French President François Hollande announced that he would replace Jean-Marc Ayrault (centre) with Manuel Valls (right) as prime minister in a cabinet reshuffle intended to mark a fresh start after Socialists took a beating in local elections.
Ayrault, who stepped down earlier today, started off as the most popular prime minister in 50 years, but soon became the target of blame for Hollande’s inability to effect the change he had promised while campaigning for office.
"It is time today to open a new chapter," Hollande said in his televised remarks, proceeding to note that the new cabinet would be tighter.
He also said there would be tax cuts by 2017.
The change-up at the top of Hollande’s administration was widely expected given the outcome of the municipal elections, the first nationwide vote since Hollande won the presidency in 2012.
The municipal results saw the National Front (FN) take control of 11 towns and claim more than 1,200 municipal council seats nationwide, its best ever showing at the grassroots level of French politics and a stunning vindication of leader Marine Le Pen's efforts to extend its appeal.
It was also a night to savour for France's main opposition, the centre-right Union for a Popular Movement (UMP).
The party of former president Nicolas Sarkozy performed strongly across the country, seizing control of around 140 towns and cities, including some once considered bastions of the left.
In a rare consolation for Hollande, the Socialists held on to control of Paris, where Anne Hidalgo, 54, will become the first female mayor of the French capital after a victory that was far more comfortable than anyone had expected.
Nationwide, the UMP and its allies took just under 46 percent of the votes cast, the Socialists and other left-wing parties 40.5 percent and the FN and some smaller far right groups just under seven percent.
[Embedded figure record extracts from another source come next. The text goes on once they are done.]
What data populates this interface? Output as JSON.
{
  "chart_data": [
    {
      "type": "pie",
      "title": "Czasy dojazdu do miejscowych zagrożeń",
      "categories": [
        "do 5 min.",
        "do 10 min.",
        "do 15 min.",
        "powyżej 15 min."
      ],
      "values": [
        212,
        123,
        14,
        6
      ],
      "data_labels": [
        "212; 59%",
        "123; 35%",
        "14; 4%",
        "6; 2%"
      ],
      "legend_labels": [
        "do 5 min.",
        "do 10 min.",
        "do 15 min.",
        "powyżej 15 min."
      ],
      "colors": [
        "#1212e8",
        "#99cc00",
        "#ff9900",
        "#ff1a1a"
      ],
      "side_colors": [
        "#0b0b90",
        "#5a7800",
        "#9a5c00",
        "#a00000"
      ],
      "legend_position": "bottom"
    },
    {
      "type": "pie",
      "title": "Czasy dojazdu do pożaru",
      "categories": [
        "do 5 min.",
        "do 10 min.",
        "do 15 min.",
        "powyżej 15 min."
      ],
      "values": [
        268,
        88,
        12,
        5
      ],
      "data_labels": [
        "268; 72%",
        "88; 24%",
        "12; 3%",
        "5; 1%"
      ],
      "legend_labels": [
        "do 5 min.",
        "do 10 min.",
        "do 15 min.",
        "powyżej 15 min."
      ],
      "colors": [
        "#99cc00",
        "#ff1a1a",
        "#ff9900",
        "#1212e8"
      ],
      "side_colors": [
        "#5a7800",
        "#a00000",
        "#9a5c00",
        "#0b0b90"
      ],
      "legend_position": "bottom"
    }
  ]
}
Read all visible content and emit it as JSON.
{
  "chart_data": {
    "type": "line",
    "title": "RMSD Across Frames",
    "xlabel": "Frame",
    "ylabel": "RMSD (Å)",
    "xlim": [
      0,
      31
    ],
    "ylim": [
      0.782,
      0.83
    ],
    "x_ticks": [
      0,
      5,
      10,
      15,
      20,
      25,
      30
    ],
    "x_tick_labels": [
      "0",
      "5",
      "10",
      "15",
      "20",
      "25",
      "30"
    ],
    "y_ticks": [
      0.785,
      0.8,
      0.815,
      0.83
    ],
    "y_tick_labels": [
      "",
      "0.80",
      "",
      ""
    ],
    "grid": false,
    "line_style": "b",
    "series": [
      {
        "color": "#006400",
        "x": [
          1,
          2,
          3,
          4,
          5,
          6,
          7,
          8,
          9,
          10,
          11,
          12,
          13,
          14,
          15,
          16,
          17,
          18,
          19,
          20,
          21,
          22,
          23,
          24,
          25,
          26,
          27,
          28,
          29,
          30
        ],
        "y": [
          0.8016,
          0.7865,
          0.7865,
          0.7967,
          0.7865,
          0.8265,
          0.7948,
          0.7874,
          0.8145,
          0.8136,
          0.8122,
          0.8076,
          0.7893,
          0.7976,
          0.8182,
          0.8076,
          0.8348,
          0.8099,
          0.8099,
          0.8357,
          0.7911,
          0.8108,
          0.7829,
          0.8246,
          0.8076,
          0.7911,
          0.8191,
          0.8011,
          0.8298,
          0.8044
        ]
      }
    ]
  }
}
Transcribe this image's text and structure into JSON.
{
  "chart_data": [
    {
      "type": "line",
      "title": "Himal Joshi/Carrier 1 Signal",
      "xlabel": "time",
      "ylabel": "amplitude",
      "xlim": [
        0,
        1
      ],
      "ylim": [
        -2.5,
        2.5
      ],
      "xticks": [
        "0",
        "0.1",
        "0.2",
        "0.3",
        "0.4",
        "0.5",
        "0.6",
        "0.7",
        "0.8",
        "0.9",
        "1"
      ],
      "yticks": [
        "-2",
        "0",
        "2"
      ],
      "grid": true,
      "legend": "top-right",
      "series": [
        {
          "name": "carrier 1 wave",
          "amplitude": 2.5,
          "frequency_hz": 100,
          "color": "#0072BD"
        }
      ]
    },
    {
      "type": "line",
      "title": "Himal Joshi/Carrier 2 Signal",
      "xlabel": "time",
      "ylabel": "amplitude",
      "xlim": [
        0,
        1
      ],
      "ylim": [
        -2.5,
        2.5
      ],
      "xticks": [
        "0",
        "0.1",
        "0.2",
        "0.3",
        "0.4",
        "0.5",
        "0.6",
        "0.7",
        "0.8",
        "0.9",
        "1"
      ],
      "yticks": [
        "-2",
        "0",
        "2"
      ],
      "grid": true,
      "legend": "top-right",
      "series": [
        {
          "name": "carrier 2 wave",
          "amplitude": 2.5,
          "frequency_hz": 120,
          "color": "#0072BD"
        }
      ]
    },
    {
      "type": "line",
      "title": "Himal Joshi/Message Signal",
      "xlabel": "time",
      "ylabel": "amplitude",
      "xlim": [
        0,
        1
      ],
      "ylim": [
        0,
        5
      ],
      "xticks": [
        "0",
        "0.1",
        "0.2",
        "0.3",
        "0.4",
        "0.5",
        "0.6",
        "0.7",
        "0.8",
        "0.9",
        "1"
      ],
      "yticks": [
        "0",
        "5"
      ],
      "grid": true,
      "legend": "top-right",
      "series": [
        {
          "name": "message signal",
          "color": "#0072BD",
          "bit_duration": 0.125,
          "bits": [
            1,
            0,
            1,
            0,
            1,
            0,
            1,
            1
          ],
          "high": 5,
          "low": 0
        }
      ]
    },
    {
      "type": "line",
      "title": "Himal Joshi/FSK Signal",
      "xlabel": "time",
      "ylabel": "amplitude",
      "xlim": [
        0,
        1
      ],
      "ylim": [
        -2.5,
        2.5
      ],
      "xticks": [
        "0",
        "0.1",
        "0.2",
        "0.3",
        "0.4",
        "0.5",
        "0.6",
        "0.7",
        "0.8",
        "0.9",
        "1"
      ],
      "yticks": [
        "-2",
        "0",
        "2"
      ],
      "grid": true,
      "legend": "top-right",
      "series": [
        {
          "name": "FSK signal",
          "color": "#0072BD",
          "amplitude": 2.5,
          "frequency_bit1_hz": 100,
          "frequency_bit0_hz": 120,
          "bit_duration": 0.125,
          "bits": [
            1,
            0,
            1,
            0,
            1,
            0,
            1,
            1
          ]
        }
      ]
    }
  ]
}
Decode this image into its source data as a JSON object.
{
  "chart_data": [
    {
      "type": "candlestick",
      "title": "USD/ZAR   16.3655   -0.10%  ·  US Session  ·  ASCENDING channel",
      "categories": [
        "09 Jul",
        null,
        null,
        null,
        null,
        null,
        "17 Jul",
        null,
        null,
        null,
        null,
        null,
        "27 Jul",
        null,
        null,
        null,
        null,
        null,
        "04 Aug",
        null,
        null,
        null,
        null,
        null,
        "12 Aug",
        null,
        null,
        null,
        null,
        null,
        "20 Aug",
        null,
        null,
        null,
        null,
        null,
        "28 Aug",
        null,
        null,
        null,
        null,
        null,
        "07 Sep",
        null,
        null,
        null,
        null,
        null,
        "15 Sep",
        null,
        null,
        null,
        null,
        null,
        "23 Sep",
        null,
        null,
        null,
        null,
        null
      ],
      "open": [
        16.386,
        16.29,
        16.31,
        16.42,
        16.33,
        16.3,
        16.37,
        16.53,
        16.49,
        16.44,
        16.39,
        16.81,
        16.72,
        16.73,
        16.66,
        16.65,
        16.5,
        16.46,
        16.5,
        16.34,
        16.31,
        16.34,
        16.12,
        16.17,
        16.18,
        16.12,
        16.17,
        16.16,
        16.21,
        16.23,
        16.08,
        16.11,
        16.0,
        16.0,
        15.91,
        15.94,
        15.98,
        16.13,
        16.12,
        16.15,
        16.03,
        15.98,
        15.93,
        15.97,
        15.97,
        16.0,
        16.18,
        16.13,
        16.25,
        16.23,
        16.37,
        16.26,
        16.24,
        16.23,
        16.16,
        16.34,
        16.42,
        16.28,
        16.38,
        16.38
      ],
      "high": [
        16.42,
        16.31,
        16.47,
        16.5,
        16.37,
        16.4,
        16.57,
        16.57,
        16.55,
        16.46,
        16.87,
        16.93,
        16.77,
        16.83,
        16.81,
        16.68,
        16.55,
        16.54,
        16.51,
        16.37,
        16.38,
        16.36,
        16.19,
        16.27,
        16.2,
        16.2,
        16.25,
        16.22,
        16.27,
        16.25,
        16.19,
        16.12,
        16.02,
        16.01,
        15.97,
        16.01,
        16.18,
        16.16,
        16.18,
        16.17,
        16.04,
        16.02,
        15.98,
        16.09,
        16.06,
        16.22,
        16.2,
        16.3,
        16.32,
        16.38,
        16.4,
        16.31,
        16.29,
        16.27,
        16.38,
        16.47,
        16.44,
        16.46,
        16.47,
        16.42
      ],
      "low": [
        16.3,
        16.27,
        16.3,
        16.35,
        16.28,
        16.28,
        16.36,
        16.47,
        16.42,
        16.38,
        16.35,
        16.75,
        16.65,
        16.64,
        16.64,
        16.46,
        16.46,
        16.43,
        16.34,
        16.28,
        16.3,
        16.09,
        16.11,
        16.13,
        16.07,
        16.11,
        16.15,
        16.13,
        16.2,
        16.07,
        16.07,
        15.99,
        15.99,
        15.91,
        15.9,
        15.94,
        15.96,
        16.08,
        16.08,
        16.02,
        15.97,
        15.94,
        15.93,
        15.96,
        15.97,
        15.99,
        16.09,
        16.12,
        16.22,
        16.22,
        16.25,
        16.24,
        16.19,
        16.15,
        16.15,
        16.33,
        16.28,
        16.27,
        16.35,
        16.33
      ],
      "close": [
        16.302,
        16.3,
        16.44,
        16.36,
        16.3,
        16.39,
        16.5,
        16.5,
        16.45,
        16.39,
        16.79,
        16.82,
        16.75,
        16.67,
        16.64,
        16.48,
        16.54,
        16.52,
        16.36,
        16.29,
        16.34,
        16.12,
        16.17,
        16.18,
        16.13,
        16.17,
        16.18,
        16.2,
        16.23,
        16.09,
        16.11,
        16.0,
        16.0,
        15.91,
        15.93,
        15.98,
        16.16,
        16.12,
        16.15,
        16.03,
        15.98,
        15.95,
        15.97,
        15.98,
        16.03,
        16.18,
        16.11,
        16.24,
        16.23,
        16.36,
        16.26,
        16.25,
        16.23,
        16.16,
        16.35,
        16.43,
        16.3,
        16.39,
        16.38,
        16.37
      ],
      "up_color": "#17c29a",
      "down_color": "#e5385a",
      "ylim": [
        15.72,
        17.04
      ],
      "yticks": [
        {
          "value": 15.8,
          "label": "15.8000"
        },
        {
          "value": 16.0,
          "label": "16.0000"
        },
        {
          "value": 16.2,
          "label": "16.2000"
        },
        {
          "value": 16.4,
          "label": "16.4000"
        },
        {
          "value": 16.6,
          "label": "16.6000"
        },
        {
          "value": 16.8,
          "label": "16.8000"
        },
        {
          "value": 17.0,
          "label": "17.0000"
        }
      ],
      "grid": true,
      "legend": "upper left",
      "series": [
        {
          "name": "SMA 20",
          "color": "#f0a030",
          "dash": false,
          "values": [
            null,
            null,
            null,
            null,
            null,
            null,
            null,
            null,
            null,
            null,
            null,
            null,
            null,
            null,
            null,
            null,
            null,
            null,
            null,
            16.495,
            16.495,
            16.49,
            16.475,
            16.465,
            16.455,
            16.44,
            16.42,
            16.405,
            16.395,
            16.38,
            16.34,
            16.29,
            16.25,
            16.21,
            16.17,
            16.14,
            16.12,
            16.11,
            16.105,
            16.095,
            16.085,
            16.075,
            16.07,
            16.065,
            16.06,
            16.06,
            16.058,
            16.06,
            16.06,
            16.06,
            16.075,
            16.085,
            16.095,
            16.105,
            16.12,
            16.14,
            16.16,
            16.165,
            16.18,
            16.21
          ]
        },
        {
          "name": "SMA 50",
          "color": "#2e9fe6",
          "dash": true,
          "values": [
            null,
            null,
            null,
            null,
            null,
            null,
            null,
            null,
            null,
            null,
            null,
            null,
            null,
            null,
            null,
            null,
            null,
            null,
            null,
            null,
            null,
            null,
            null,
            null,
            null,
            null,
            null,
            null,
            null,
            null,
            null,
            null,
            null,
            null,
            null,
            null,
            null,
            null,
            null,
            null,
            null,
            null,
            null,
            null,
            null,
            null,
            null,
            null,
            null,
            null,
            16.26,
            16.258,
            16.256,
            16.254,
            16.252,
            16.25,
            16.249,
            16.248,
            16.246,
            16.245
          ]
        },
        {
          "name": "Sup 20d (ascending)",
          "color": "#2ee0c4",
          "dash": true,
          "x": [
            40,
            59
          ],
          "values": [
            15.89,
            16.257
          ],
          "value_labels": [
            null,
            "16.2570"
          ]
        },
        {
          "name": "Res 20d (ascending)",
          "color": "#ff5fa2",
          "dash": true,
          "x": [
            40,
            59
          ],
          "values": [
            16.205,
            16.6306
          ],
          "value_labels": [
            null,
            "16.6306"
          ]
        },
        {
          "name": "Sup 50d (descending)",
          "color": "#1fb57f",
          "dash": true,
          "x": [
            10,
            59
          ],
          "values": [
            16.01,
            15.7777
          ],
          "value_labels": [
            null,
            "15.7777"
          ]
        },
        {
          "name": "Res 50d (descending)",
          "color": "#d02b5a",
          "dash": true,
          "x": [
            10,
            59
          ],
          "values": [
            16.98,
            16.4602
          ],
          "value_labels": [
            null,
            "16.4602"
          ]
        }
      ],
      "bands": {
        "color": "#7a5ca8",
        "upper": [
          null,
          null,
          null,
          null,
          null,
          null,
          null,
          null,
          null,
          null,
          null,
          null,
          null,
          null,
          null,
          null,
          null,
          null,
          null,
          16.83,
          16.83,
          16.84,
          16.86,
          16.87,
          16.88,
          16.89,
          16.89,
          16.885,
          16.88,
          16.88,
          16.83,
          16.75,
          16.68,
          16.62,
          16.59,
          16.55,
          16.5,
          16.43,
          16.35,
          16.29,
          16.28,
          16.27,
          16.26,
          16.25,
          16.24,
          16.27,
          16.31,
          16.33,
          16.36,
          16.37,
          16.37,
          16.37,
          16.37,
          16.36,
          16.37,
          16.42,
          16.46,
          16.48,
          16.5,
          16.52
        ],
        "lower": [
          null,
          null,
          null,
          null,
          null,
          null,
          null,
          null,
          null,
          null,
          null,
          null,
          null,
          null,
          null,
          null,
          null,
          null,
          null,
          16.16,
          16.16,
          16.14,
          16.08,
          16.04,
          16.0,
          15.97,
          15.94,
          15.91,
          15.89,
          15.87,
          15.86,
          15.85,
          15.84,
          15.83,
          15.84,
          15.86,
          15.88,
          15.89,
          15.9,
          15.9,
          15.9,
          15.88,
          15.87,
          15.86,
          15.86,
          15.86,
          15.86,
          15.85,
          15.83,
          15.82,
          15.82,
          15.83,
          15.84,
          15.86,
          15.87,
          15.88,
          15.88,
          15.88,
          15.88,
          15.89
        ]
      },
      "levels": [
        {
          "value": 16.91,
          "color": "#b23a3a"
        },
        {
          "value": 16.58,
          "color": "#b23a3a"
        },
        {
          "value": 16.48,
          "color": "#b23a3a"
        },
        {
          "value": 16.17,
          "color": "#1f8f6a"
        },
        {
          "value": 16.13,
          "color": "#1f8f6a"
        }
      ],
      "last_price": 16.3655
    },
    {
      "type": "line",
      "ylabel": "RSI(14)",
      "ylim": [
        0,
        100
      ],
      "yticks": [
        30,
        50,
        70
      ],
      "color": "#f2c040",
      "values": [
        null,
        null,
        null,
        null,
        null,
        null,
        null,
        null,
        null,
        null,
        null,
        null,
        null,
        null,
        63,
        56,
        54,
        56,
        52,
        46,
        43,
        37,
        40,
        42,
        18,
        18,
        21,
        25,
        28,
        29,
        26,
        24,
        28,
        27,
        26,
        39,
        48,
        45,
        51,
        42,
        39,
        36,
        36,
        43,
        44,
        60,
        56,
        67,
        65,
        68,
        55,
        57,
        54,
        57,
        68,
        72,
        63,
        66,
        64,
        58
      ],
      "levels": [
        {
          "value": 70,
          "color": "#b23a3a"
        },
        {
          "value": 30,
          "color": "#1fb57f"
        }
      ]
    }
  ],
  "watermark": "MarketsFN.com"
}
The rout for the Socialists is widely seen as a punishment for Hollande’s failure to turn around the euro zone's second largest economy and to tackle an unemployment rate stuck at more than 10 percent.
These failures are thought to have aggravated anger over other issues, such as crime and immigration, and increased disillusionment with mainstream politicians of all stripes.
The Socialists were not helped by a turnout estimated at around 62 percent of the electorate, which is low by French local election standards and was largely explained by large numbers of left-leaning voters staying at home.